Une enquête publique s'achève au sujet d'un projet d'usine qui fait beaucoup parler en Gironde : installer sur les bords de Garonne, en pleine zone inondable, une raffinerie de nickel et de cobalt pour produire des batteries électriques. Une installation qui présente de nombreux risques...
C'est un projet qui illustre les paradoxes de la transition écologique, en Gironde. Nous sommes à 10km au nord du centre-ville de Bordeaux, pile entre les communes de Blanquefort et Parempuyre, juste au bord de la Garonne. Un immense terrain d’espaces naturels et de terres agricoles, et c’est là qu’une usine de transformation de nickel et de cobalt, pour produire 400.000 batteries électriques par an pour le marché automobile européen, pourrait s’implanter au printemps 2028.
Alors vous vous dites peut-être "formidable, une industrie en France pour la transition énergétique", comme François Bayrou qui juste avant de partir de Matignon en septembre l’a classé comme "projet d’intérêt national majeur" mais tout le monde n’est pas de cet avis. C’est devenu un très gros sujet de débat et l’enquête publique se termine ce jeudi soir.
Risques de pollution dans la Garonne
Débat sur les risques d’abord : l’usine est classée Seveso seuil haut, c’est le niveau le plus élevé de risque d’accident industriel majeur, le nickel et le cobalt sont des substances hautement toxiques, et solubles dans l’eau, donc si ça part dans la Garonne, pollution… mais pollution invisible.

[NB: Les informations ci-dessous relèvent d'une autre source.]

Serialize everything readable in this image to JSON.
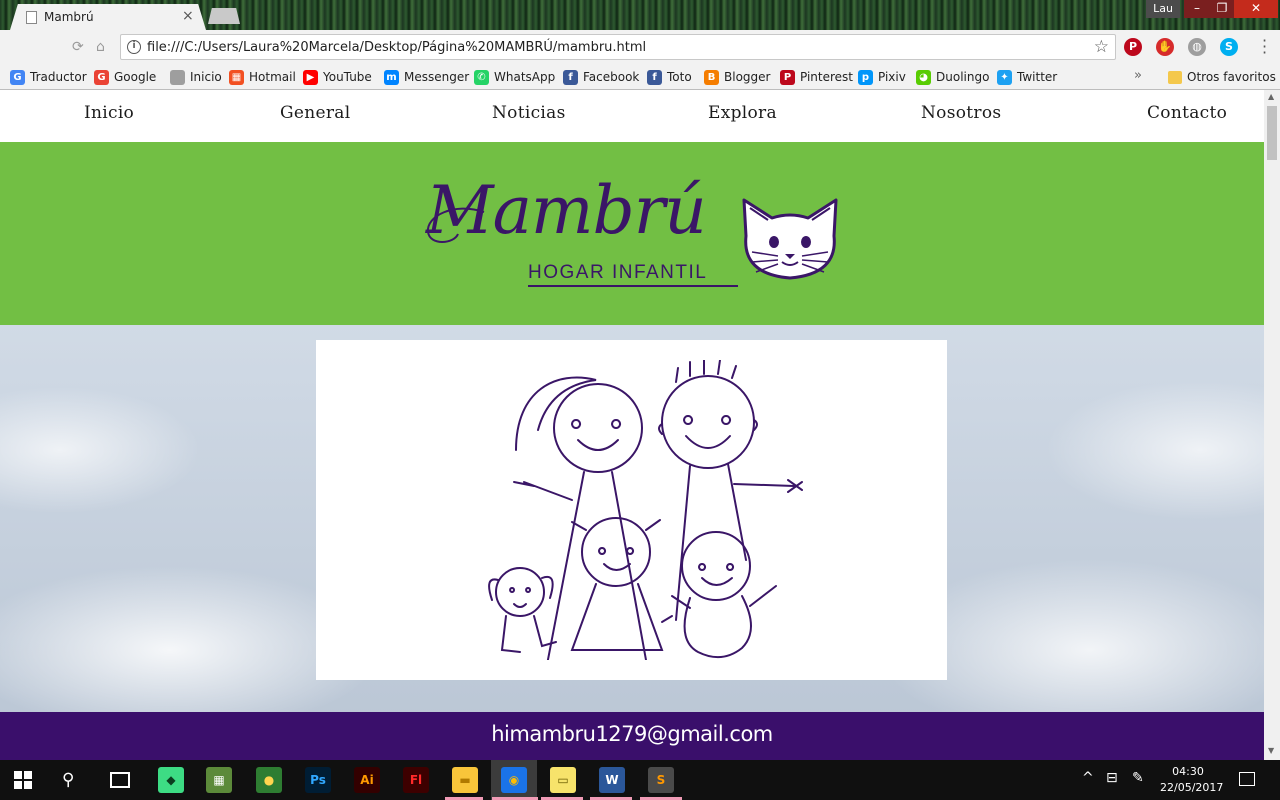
{
  "browser": {
    "tab_title": "Mambrú",
    "tab_close": "×",
    "user": "Lau",
    "window_controls": {
      "minimize": "–",
      "maximize": "❐",
      "close": "✕"
    },
    "url": "file:///C:/Users/Laura%20Marcela/Desktop/Página%20MAMBRÚ/mambru.html",
    "extensions": [
      "pinterest-icon",
      "evernote-icon",
      "ghostery-icon",
      "skype-icon"
    ],
    "bookmarks": [
      {
        "label": "Traductor",
        "icon": "translate-icon",
        "color": "#4285f4"
      },
      {
        "label": "Google",
        "icon": "google-icon",
        "color": "#ea4335"
      },
      {
        "label": "Inicio",
        "icon": "page-icon",
        "color": "#9e9e9e"
      },
      {
        "label": "Hotmail",
        "icon": "windows-icon",
        "color": "#f25022"
      },
      {
        "label": "YouTube",
        "icon": "youtube-icon",
        "color": "#ff0000"
      },
      {
        "label": "Messenger",
        "icon": "messenger-icon",
        "color": "#0084ff"
      },
      {
        "label": "WhatsApp",
        "icon": "whatsapp-icon",
        "color": "#25d366"
      },
      {
        "label": "Facebook",
        "icon": "facebook-icon",
        "color": "#3b5998"
      },
      {
        "label": "Toto",
        "icon": "facebook-icon",
        "color": "#3b5998"
      },
      {
        "label": "Blogger",
        "icon": "blogger-icon",
        "color": "#f57d00"
      },
      {
        "label": "Pinterest",
        "icon": "pinterest-icon",
        "color": "#bd081c"
      },
      {
        "label": "Pixiv",
        "icon": "pixiv-icon",
        "color": "#0096fa"
      },
      {
        "label": "Duolingo",
        "icon": "duolingo-icon",
        "color": "#58cc02"
      },
      {
        "label": "Twitter",
        "icon": "twitter-icon",
        "color": "#1da1f2"
      }
    ],
    "more_bookmarks": "»",
    "other_bookmarks": "Otros favoritos"
  },
  "site": {
    "nav": [
      "Inicio",
      "General",
      "Noticias",
      "Explora",
      "Nosotros",
      "Contacto"
    ],
    "logo_title": "Mambrú",
    "logo_subtitle": "HOGAR INFANTIL",
    "footer_email": "himambru1279@gmail.com",
    "colors": {
      "nav_bg": "#ffffff",
      "hero": "#72bf44",
      "brand_purple": "#3a1667",
      "footer": "#3a0f6b"
    }
  },
  "taskbar": {
    "apps": [
      {
        "name": "android-studio-icon",
        "glyph": "◆",
        "bg": "#3ddc84",
        "fg": "#0b3d1f"
      },
      {
        "name": "image-viewer-icon",
        "glyph": "▦",
        "bg": "#5c8a3a",
        "fg": "#fff"
      },
      {
        "name": "green-globe-icon",
        "glyph": "●",
        "bg": "#2e7d32",
        "fg": "#ffd54f"
      },
      {
        "name": "photoshop-icon",
        "glyph": "Ps",
        "bg": "#001d34",
        "fg": "#31a8ff"
      },
      {
        "name": "illustrator-icon",
        "glyph": "Ai",
        "bg": "#330000",
        "fg": "#ff9a00"
      },
      {
        "name": "flash-icon",
        "glyph": "Fl",
        "bg": "#3d0000",
        "fg": "#ff2a2a"
      },
      {
        "name": "file-explorer-icon",
        "glyph": "▬",
        "bg": "#f8c53a",
        "fg": "#b07a00"
      },
      {
        "name": "chrome-icon",
        "glyph": "◉",
        "bg": "#1a73e8",
        "fg": "#fbbc05"
      },
      {
        "name": "sticky-notes-icon",
        "glyph": "▭",
        "bg": "#f7e36b",
        "fg": "#6b5c00"
      },
      {
        "name": "word-icon",
        "glyph": "W",
        "bg": "#2b579a",
        "fg": "#fff"
      },
      {
        "name": "sublime-text-icon",
        "glyph": "S",
        "bg": "#4a4a4a",
        "fg": "#ff9800"
      }
    ],
    "time": "04:30",
    "date": "22/05/2017"
  }
}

Le site est également en pleine zone inondable.
Et enfin le Conseil national de la protection de la nature a émis un avis défavorable vu la présence d'espèces rares.
Débat sur la méthode, ensuite : l’association Sepanso Gironde dénonce "une prise en force", car ce statut d’intérêt national majeur permet à l’Etat de prendre directement la main sur les autorisations, sans passer par les élus locaux… Elle a déposé un recours devant le Conseil d’Etat.
Le préfet aura le dernier mot
Réponse du porteur de projet : les 24 hectares d’installations seront rehaussés par un remblai. Le patron de la société EMME, Electro Mobility Materials Europe, détenue par un fonds suisse, camarade d’Edouard Philippe à l’ENA et notamment ancien dirigeant d’entreprises d’extraction de nickel et de cobalt en Nouvelle-Calédonie, assure que les pires scénarios ont tous été pris en compte.
Son usine permettra d’économiser 1,6 millions de tonnes de CO2 par an par rapport à une production de batteries électriques en Chine. Une industrie dite « verte », qui lui permet de toucher 150 millions d’euros d’argent public sur les 530 millions que devrait coûter le projet. Et, il promet 200 emplois directs, plus 300 prestataires.
C'est donc le préfet qui dira oui ou non, pour que le chantier commence dès cet été, mais il doit attendre les résultats de l’enquête publique.
En n’oubliant pas un dernier risque, rappelé par la Sepanso : le trio nickel-manganèse-cobalt dans les batteries n'intéresse plus les constructeurs, c’est la technologie lithium-fer-phosphate qui marche, car moins chère… Un risque financier pour l’usine. C’est peut-être le seul qui sera pris au sérieux.